MobRecon: Mobile-Friendly Hand Mesh Reconstruction from Monocular Image
- URL: http://arxiv.org/abs/2112.02753v1
- Date: Mon, 6 Dec 2021 03:01:24 GMT
- Title: MobRecon: Mobile-Friendly Hand Mesh Reconstruction from Monocular Image
- Authors: Xingyu Chen, Yufeng Liu, Yajiao Dong, Xiong Zhang, Chongyang Ma,
Yanmin Xiong, Yuan Zhang, and Xiaoyan Guo
- Abstract summary: We propose a framework for single-view hand mesh reconstruction, which can simultaneously achieve high reconstruction accuracy, fast inference speed, and temporal coherence.
Our framework, called MobRecon, comprises affordable computational costs and miniature model size, which reaches a high inference speed of 83FPS on Apple A14 CPU.

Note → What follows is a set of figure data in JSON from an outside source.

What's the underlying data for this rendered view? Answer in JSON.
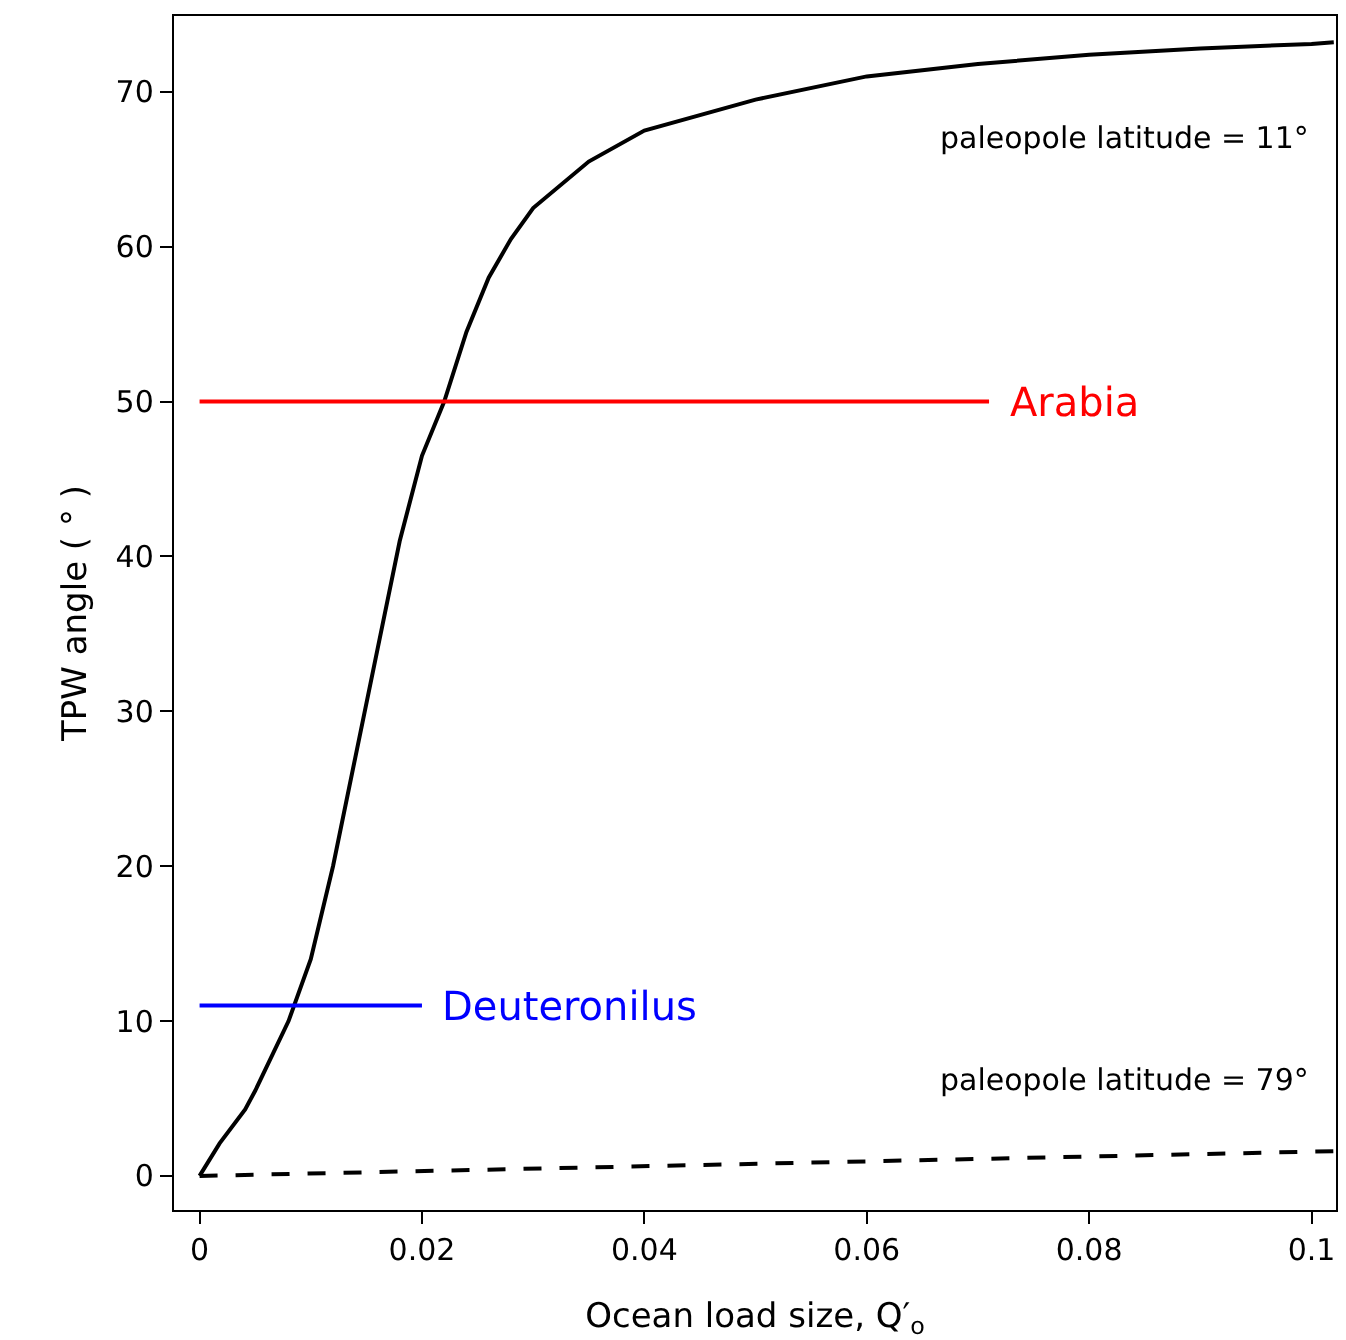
{
  "chart_data": {
    "type": "line",
    "xlabel": "Ocean load size, Q′$_{o}$",
    "ylabel": "TPW angle ( ° )",
    "xlim": [
      -0.0023,
      0.1022
    ],
    "ylim": [
      -2.2,
      74.9
    ],
    "xticks": [
      {
        "value": 0,
        "label": "0"
      },
      0.02,
      0.04,
      0.06,
      0.08,
      0.1
    ],
    "yticks": [
      0,
      10,
      20,
      30,
      40,
      50,
      60,
      70
    ],
    "grid": false,
    "legend": false,
    "marker": "none",
    "series": [
      {
        "color": "#000000",
        "line_style": "solid",
        "x": [
          0,
          0.0018,
          0.0041,
          0.005,
          0.008,
          0.01,
          0.012,
          0.014,
          0.016,
          0.018,
          0.02,
          0.022,
          0.024,
          0.026,
          0.028,
          0.03,
          0.035,
          0.04,
          0.05,
          0.06,
          0.07,
          0.08,
          0.09,
          0.1,
          0.102
        ],
        "values": [
          0,
          2.1,
          4.3,
          5.5,
          10,
          14,
          20,
          27,
          34,
          41,
          46.5,
          50,
          54.5,
          58,
          60.5,
          62.5,
          65.5,
          67.5,
          69.5,
          71,
          71.8,
          72.4,
          72.8,
          73.1,
          73.2
        ]
      },
      {
        "color": "#000000",
        "line_style": "dashed",
        "x": [
          0,
          0.102
        ],
        "values": [
          0,
          1.6
        ]
      },
      {
        "name": "Arabia",
        "color": "#ff0000",
        "line_style": "solid",
        "x": [
          0,
          0.071
        ],
        "values": [
          50,
          50
        ]
      },
      {
        "name": "Deuteronilus",
        "color": "#0000ff",
        "line_style": "solid",
        "x": [
          0,
          0.02
        ],
        "values": [
          11,
          11
        ]
      }
    ],
    "annotations": [
      "paleopole latitude = 11°",
      "paleopole latitude = 79°"
    ]
  }
}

- Score: 18.68544438724187
- License: http://creativecommons.org/licenses/by-nc-sa/4.0/
- Abstract: In this work, we propose a framework for single-view hand mesh
reconstruction, which can simultaneously achieve high reconstruction accuracy,
fast inference speed, and temporal coherence. Specifically, for 2D encoding, we
propose lightweight yet effective stacked structures. Regarding 3D decoding, we
provide an efficient graph operator, namely depth-separable spiral convolution.

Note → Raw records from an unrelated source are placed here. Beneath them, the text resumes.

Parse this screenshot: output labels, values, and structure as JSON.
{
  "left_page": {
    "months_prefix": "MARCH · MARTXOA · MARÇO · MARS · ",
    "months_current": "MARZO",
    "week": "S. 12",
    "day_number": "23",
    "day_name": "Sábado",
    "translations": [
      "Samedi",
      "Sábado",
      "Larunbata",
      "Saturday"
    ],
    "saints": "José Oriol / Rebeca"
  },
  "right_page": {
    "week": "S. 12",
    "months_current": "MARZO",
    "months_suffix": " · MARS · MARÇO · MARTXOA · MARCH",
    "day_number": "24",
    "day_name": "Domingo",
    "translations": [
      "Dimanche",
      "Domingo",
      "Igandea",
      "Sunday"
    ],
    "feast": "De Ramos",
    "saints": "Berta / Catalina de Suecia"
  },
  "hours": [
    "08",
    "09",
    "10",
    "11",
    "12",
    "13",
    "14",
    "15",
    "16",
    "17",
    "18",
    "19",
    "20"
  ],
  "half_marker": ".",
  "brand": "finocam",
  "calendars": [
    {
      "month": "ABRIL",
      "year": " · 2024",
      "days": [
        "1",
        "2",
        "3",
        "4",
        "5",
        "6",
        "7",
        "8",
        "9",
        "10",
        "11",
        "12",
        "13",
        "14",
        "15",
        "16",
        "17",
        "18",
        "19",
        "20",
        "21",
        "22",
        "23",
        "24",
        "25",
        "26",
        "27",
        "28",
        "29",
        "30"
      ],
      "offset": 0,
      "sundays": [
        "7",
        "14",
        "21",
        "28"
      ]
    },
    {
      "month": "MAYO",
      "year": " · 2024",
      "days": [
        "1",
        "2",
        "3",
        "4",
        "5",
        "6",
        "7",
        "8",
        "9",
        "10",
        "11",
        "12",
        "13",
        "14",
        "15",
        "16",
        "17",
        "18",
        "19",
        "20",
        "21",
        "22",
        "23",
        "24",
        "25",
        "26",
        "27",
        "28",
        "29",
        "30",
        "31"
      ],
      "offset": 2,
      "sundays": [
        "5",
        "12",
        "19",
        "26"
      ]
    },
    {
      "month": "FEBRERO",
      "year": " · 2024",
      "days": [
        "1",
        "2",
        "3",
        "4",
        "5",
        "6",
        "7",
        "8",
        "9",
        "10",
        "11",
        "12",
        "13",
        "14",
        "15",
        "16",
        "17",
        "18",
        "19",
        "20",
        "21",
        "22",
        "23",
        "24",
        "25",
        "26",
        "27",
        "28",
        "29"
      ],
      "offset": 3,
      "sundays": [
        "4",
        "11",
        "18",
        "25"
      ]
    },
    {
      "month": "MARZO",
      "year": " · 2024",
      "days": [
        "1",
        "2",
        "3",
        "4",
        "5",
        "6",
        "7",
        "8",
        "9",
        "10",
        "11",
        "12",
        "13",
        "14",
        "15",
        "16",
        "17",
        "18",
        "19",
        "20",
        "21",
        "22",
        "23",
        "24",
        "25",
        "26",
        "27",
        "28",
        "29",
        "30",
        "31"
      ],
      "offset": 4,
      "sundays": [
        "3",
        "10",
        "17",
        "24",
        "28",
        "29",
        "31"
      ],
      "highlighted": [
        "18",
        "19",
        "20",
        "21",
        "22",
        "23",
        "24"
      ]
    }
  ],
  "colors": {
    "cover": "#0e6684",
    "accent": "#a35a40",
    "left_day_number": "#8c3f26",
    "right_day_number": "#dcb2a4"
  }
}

Moreover, we present a novel feature lifting module for bridging the gap
between 2D and 3D representations. This module starts with a map-based position
regression (MapReg) block to integrate the merits of both heatmap encoding and
position regression paradigms to improve 2D accuracy and temporal coherence.

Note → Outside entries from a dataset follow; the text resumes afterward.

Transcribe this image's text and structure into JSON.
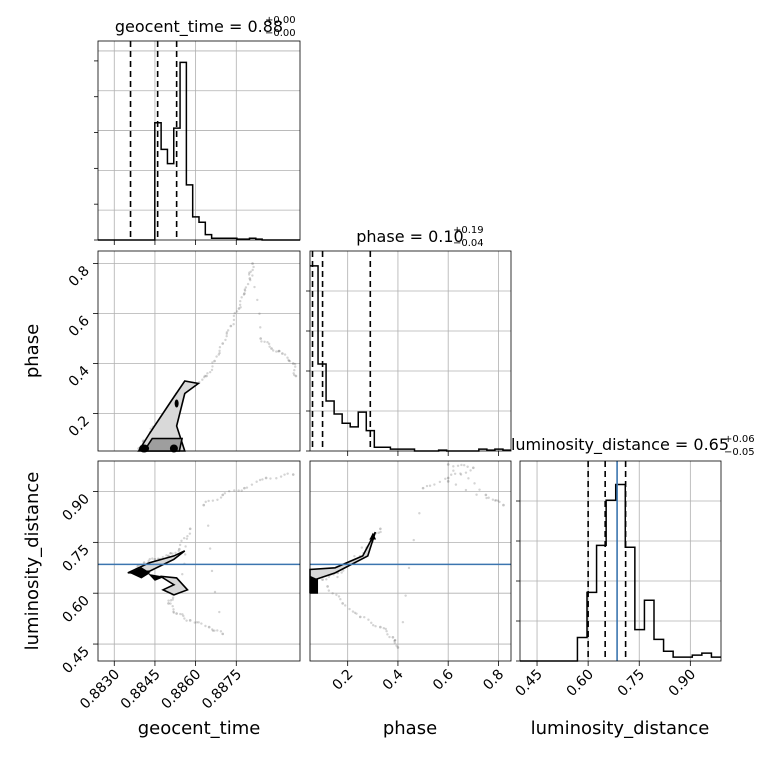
{
  "chart_data": {
    "type": "corner",
    "parameters": [
      "geocent_time",
      "phase",
      "luminosity_distance"
    ],
    "truth": {
      "luminosity_distance": 0.685
    },
    "truth_color": "#3b75af",
    "grid": true,
    "marginals": [
      {
        "parameter": "geocent_time",
        "title": {
          "base": "geocent_time = 0.88",
          "sup": "+0.00",
          "sub": "−0.00"
        },
        "range": [
          0.8824,
          0.88985
        ],
        "bins": [
          0.8824,
          0.88263,
          0.88286,
          0.88309,
          0.88332,
          0.88355,
          0.88378,
          0.884,
          0.88423,
          0.88446,
          0.88469,
          0.88492,
          0.88515,
          0.88537,
          0.8856,
          0.88583,
          0.88606,
          0.88629,
          0.88652,
          0.88674,
          0.88697,
          0.8872,
          0.88743,
          0.88766,
          0.88789,
          0.88812,
          0.88834,
          0.88857,
          0.8888,
          0.88903,
          0.88926,
          0.88949,
          0.88972
        ],
        "counts": [
          0,
          0,
          0,
          0,
          0,
          0,
          0,
          0,
          0,
          0.66,
          0.51,
          0.43,
          0.63,
          1.0,
          0.31,
          0.13,
          0.1,
          0.03,
          0.01,
          0.01,
          0.01,
          0.01,
          0.005,
          0.005,
          0.01,
          0.005,
          0,
          0,
          0,
          0,
          0,
          0
        ],
        "quantiles": [
          0.8836,
          0.8846,
          0.8853
        ],
        "xticks": [],
        "ymax": 1.12
      },
      {
        "parameter": "phase",
        "title": {
          "base": "phase = 0.10",
          "sup": "+0.19",
          "sub": "−0.04"
        },
        "range": [
          0.05,
          0.85
        ],
        "counts": [
          1.0,
          0.47,
          0.27,
          0.2,
          0.15,
          0.13,
          0.21,
          0.11,
          0.02,
          0.02,
          0.01,
          0.01,
          0.01,
          0,
          0,
          0,
          0.005,
          0,
          0,
          0,
          0,
          0.01,
          0.005,
          0.01,
          0.005
        ],
        "quantiles": [
          0.06,
          0.1,
          0.29
        ],
        "xticks": [],
        "ymax": 1.08
      },
      {
        "parameter": "luminosity_distance",
        "title": {
          "base": "luminosity_distance = 0.65",
          "sup": "+0.06",
          "sub": "−0.05"
        },
        "range": [
          0.4,
          0.99
        ],
        "counts": [
          0,
          0,
          0,
          0,
          0,
          0,
          0.12,
          0.35,
          0.59,
          0.82,
          0.9,
          0.58,
          0.16,
          0.31,
          0.11,
          0.05,
          0.02,
          0.02,
          0.03,
          0.04,
          0.02
        ],
        "quantiles": [
          0.6,
          0.65,
          0.71
        ],
        "xticks": [
          0.45,
          0.6,
          0.75,
          0.9
        ],
        "ymax": 1.02
      }
    ],
    "axes": {
      "geocent_time": {
        "range": [
          0.8824,
          0.88985
        ],
        "ticks": [
          0.883,
          0.8845,
          0.886,
          0.8875
        ],
        "tick_labels": [
          "0.8830",
          "0.8845",
          "0.8860",
          "0.8875"
        ],
        "label": "geocent_time"
      },
      "phase": {
        "range": [
          0.05,
          0.85
        ],
        "ticks": [
          0.2,
          0.4,
          0.6,
          0.8
        ],
        "tick_labels": [
          "0.2",
          "0.4",
          "0.6",
          "0.8"
        ],
        "label": "phase"
      },
      "luminosity_distance": {
        "range": [
          0.4,
          0.99
        ],
        "ticks": [
          0.45,
          0.6,
          0.75,
          0.9
        ],
        "tick_labels": [
          "0.45",
          "0.60",
          "0.75",
          "0.90"
        ],
        "label": "luminosity_distance"
      }
    },
    "samples": {
      "geocent_time_vs_phase": [
        [
          0.8839,
          0.06
        ],
        [
          0.8842,
          0.1
        ],
        [
          0.8845,
          0.15
        ],
        [
          0.8849,
          0.2
        ],
        [
          0.8852,
          0.26
        ],
        [
          0.8856,
          0.3
        ],
        [
          0.886,
          0.32
        ],
        [
          0.8864,
          0.35
        ],
        [
          0.8867,
          0.41
        ],
        [
          0.887,
          0.48
        ],
        [
          0.8873,
          0.55
        ],
        [
          0.8876,
          0.62
        ],
        [
          0.8878,
          0.68
        ],
        [
          0.888,
          0.74
        ],
        [
          0.8881,
          0.8
        ],
        [
          0.8884,
          0.5
        ],
        [
          0.8888,
          0.46
        ],
        [
          0.8892,
          0.44
        ],
        [
          0.8896,
          0.4
        ],
        [
          0.8897,
          0.35
        ]
      ],
      "geocent_time_vs_luminosity_distance": [
        [
          0.8836,
          0.66
        ],
        [
          0.8841,
          0.69
        ],
        [
          0.8845,
          0.7
        ],
        [
          0.885,
          0.71
        ],
        [
          0.8854,
          0.73
        ],
        [
          0.8858,
          0.79
        ],
        [
          0.8854,
          0.63
        ],
        [
          0.8852,
          0.6
        ],
        [
          0.885,
          0.57
        ],
        [
          0.8853,
          0.54
        ],
        [
          0.8858,
          0.52
        ],
        [
          0.8865,
          0.5
        ],
        [
          0.887,
          0.48
        ],
        [
          0.8863,
          0.86
        ],
        [
          0.887,
          0.89
        ],
        [
          0.8878,
          0.91
        ],
        [
          0.8886,
          0.94
        ],
        [
          0.8896,
          0.95
        ]
      ],
      "phase_vs_luminosity_distance": [
        [
          0.1,
          0.64
        ],
        [
          0.16,
          0.66
        ],
        [
          0.22,
          0.69
        ],
        [
          0.27,
          0.72
        ],
        [
          0.3,
          0.76
        ],
        [
          0.33,
          0.79
        ],
        [
          0.12,
          0.62
        ],
        [
          0.18,
          0.57
        ],
        [
          0.25,
          0.53
        ],
        [
          0.33,
          0.5
        ],
        [
          0.38,
          0.47
        ],
        [
          0.4,
          0.44
        ],
        [
          0.5,
          0.91
        ],
        [
          0.6,
          0.94
        ],
        [
          0.7,
          0.97
        ],
        [
          0.6,
          0.98
        ],
        [
          0.75,
          0.89
        ],
        [
          0.82,
          0.86
        ],
        [
          0.6,
          0.93
        ]
      ]
    }
  }
}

Furthermore, MapReg is followed by pose pooling and pose-to-vertex lifting
approaches, which transform 2D pose encodings to semantic features of 3D
vertices. Overall, our hand reconstruction framework, called MobRecon,
comprises affordable computational costs and miniature model size, which
reaches a high inference speed of 83FPS on Apple A14 CPU. Extensive experiments
on popular datasets such as FreiHAND, RHD, and HO3Dv2 demonstrate that our
MobRecon achieves superior performance on reconstruction accuracy and temporal
coherence. Our code is publicly available at
https://github.com/SeanChenxy/HandMesh.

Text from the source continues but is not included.